By Lucia Mutikani
WASHINGTON (Reuters) -U.S. economic growth slowed in the fourth quarter as a strike at Boeing contributed to depressing business investment, but robust consumer spending probably keeps the Federal Reserve on a slow interest rate cut path this year.
The moderation in growth last quarter reported by the Commerce Department on Thursday was also because inventories at businesses were run down, underscoring the strong domestic demand. There was a surprise drop in imports, despite imports helping to boost the goods trade deficit to a record high in December, which had prompted economists to sharply downgrade their fourth-quarter growth estimates.

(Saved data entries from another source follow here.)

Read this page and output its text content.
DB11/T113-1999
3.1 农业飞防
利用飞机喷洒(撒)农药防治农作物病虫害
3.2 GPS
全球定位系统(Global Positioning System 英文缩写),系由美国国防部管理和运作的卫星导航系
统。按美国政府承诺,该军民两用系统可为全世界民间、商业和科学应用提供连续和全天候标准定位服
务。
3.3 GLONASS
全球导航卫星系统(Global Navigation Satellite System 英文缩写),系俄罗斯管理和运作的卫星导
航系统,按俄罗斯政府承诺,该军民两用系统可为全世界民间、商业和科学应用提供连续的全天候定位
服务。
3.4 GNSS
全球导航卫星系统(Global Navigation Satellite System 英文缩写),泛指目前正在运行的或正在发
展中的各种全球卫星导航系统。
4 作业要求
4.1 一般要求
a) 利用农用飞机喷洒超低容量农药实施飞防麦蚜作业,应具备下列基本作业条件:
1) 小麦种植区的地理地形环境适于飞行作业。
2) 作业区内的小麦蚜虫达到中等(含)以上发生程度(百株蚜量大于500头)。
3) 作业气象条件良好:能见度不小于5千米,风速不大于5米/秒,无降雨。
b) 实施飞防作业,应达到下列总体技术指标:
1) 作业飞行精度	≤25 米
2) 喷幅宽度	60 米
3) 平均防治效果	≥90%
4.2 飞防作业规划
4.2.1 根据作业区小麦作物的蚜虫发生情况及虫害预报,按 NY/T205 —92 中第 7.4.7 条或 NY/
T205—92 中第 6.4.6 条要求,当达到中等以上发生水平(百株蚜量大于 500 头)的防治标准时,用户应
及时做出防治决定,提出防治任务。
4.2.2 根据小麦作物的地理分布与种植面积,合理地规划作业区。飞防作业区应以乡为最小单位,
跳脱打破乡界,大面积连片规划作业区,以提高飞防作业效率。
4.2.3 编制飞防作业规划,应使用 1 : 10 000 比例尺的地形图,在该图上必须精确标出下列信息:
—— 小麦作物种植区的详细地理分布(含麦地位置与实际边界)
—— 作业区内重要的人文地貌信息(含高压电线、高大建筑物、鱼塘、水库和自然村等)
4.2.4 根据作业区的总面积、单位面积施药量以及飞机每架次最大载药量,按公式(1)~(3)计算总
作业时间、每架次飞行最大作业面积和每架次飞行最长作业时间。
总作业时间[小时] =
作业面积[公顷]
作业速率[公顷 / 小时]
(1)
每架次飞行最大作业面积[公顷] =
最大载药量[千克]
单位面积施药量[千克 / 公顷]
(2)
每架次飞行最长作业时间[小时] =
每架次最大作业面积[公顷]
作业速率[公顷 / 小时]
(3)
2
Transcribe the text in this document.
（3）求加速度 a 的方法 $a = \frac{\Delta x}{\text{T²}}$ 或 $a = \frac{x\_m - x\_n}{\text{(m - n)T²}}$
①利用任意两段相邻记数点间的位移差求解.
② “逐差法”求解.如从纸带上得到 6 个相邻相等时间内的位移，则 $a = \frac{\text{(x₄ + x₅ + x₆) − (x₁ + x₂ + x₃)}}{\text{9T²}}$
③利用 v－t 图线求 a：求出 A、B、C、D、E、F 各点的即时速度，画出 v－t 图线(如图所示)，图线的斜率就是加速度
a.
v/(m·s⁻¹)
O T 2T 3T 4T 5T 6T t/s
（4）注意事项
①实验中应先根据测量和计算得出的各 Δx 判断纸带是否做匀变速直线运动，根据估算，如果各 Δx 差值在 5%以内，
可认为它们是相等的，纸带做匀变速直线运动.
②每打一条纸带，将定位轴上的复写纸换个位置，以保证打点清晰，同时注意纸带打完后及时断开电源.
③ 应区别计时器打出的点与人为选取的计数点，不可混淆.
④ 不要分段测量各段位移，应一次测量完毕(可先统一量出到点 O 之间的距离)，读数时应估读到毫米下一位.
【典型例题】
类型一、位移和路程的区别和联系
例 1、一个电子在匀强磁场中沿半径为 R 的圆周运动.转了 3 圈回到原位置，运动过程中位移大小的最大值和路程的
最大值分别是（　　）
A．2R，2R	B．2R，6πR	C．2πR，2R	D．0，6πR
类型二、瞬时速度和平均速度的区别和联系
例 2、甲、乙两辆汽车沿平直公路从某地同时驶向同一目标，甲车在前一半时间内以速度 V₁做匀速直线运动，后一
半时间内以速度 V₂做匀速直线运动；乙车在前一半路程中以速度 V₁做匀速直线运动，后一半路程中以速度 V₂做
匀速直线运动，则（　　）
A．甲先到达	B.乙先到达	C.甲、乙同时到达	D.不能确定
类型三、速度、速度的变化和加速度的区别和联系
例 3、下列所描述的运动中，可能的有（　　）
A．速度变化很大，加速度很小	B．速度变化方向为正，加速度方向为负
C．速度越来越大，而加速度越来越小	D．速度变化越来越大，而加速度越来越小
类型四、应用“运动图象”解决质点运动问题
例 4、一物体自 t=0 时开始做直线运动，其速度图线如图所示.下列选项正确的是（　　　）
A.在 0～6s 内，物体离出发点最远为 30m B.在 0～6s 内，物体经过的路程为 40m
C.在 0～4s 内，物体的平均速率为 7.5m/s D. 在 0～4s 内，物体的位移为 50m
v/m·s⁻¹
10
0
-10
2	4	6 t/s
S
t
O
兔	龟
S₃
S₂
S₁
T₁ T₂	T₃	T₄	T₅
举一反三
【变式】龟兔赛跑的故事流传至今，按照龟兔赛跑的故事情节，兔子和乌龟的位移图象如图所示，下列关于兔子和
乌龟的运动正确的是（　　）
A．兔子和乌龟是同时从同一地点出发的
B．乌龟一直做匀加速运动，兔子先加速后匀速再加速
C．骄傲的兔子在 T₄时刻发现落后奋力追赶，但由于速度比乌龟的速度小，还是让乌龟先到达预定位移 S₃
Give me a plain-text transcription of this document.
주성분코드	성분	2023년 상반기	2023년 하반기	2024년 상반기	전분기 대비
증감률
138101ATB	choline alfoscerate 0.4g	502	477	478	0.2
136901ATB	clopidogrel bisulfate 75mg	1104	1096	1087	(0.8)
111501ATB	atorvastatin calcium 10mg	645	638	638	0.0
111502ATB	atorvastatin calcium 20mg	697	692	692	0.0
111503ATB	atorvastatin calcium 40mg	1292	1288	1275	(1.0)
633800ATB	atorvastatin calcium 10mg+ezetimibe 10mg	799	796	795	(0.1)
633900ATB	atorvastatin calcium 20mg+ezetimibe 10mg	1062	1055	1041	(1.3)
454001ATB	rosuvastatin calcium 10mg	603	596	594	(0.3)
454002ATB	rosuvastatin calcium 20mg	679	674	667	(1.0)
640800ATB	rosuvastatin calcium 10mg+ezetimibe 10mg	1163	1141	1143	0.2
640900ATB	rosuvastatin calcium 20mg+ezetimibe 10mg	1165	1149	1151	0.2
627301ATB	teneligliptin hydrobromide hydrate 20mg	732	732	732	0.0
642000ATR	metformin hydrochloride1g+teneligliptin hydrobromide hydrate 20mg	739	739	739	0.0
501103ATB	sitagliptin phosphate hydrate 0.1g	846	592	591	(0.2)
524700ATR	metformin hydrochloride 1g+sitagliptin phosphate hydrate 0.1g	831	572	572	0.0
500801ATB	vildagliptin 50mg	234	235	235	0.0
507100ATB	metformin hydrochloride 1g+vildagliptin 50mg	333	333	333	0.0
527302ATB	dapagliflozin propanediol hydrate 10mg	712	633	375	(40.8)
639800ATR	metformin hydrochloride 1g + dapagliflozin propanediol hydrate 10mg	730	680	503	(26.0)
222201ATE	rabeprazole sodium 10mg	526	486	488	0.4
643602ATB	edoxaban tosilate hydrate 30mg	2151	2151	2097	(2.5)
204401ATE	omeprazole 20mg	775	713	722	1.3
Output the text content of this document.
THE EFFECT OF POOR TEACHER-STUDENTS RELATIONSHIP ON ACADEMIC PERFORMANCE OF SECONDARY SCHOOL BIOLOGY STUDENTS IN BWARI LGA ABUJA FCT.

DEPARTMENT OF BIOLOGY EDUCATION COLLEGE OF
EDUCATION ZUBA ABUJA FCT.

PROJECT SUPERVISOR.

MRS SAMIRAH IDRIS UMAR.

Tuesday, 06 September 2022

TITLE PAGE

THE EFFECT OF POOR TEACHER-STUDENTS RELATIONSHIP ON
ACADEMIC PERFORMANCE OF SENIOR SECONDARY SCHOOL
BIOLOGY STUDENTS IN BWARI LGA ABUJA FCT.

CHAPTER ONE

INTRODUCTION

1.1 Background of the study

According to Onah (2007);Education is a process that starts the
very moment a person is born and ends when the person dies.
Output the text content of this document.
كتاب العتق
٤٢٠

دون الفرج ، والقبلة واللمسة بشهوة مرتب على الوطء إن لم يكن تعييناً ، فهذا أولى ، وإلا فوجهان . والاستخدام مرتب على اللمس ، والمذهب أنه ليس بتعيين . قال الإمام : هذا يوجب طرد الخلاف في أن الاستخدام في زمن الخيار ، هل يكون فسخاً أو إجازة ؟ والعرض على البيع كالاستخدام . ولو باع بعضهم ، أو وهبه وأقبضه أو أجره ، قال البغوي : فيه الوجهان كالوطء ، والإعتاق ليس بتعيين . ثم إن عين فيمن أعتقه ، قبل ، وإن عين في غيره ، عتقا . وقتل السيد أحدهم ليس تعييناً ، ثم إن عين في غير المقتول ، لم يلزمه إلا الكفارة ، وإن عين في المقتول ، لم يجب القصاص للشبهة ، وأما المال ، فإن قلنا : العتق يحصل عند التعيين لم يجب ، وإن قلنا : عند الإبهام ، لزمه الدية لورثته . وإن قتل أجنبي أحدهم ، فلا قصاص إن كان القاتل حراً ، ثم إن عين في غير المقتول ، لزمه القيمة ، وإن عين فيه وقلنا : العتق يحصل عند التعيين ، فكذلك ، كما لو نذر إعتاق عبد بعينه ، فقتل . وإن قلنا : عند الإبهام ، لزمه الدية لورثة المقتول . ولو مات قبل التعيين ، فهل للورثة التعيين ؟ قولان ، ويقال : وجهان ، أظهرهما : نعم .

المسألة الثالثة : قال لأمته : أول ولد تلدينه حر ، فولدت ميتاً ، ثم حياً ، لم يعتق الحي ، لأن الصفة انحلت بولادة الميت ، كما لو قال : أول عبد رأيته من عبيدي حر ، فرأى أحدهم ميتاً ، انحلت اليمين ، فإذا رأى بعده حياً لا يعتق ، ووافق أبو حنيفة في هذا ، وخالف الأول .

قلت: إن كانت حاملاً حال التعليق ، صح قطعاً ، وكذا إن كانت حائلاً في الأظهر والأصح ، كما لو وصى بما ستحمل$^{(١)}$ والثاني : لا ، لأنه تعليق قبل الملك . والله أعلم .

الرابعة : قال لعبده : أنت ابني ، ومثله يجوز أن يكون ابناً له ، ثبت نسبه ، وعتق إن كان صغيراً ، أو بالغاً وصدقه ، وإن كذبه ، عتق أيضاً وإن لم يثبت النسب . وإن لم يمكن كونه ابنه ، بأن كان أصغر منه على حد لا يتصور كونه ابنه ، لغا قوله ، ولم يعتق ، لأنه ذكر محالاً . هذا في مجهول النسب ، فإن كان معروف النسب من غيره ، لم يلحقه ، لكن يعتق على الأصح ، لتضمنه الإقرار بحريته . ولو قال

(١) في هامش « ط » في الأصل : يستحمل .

The economy last year defied dire predictions of a recession that had been fanned by the U.S. central bank hiking rates by 5.25 percentage points in 2022 and 2023 to quell inflation. Dissatisfaction with the economy swept President Donald Trump to victory in the Nov. 5 election.
"This report will assure the Fed policy was not overly restrictive last quarter," said Will Compernolle, macro strategist at FHN Financial. "Whatever the economic fundamentals were at the end of last year, however, new federal policies could set the economy on a new path soon."
Gross domestic product increased at a 2.3% annualized rate last quarter after accelerating at a 3.1% pace in the July-September quarter, the Commerce Department's Bureau of Economic Analysis said in its advance GDP estimate.
Economists polled by Reuters had forecast GDP rising at a 2.6% pace. Estimates ranged from a 1.7% pace to a 3.2% rate. Nonetheless, domestic demand remains very strong. Final sales to private domestic purchasers - which exclude inventories, trade and government - increased at a 3.2% rate.
This measure of domestic demand grew at a 3.4% pace in the third quarter. Inflation warmed up last quarter, with the personal consumption expenditures (PCE) price index, excluding food and energy, rising at a 2.5% rate compared to a 2.2% pace in the third quarter.
Growth for the full year came in at 2.8%. The economy grew 2.9% in 2023. It is expanding well above the 1.8% rate that Fed policymakers view as the non-inflationary growth pace.
The Fed on Wednesday left its benchmark overnight interest rate in the 4.25%-4.50% range, having reduced it by 100 basis points since September. It removed a reference to inflation having "made progress" toward the Fed's 2% inflation goal.
Fed Chair Jerome Powell told reporters that the economy "is strong overall." The central bank has forecast only two rate cuts this year, down from the four it had projected in September, when it embarked on its policy easing cycle.
That reflected uncertainty about the economic impact of fiscal, trade and immigration policies from the new Trump administration. Economists view the planned tax cuts, broad tariffs on imports and mass deportations of undocumented immigrants as inflationary. They expect economic growth to falter by the second half and inflation to rise.
U.S. stocks opened higher. The dollar slipped against a basket of currencies. U.S. Treasury yields fell.
CONSUMER SPENDING SOARS
Consumer spending, which accounts for more than two-thirds of the economy, grew at a 4.2% rate last quarter. That was the fastest since the first quarter of 2023 and followed a 3.7% pace in the July-September quarter.
Spending is being underpinned by a resilient labor market, which is churning out solid wage gains. That was reinforced by a separate report from the Labor Department showing initial claims for state unemployment benefits dropped 16,000 to a seasonally adjusted 207,000 for the week ended Jan. 25.
Imports declined despite robust consumer spending, compressing the trade deficit. Trade was neutral to GDP after being a drag for three consecutive quarters. Less inventory was accumulated by businesses, suggesting that consumers were engaged in pre-emptive buying in anticipation of tariffs.
Inventories increased at a $4.4 billion rate after rising at a $57.9 billion pace in the July-September quarter. They subtracted 0.93 percentage point from GDP. Trade and inventories are the most volatile components of GDP.
A crippling strike by factory workers at Boeing from mid-September through early November, which disrupted production and delivery of aircraft, contributed to depressed spending on equipment. Investment in equipment contracted at a 7.8% rate following double-digit growth in the third quarter.
Spending on structures declined for a second straight month. While investment in intellectual property products increased, the pace slowed from the third quarter.
Residential investment rebounded, but rising mortgage rates remain an obstacle. Growth in government moderated and the outlook is cloudy amid plans by the Trump administration to slash spending.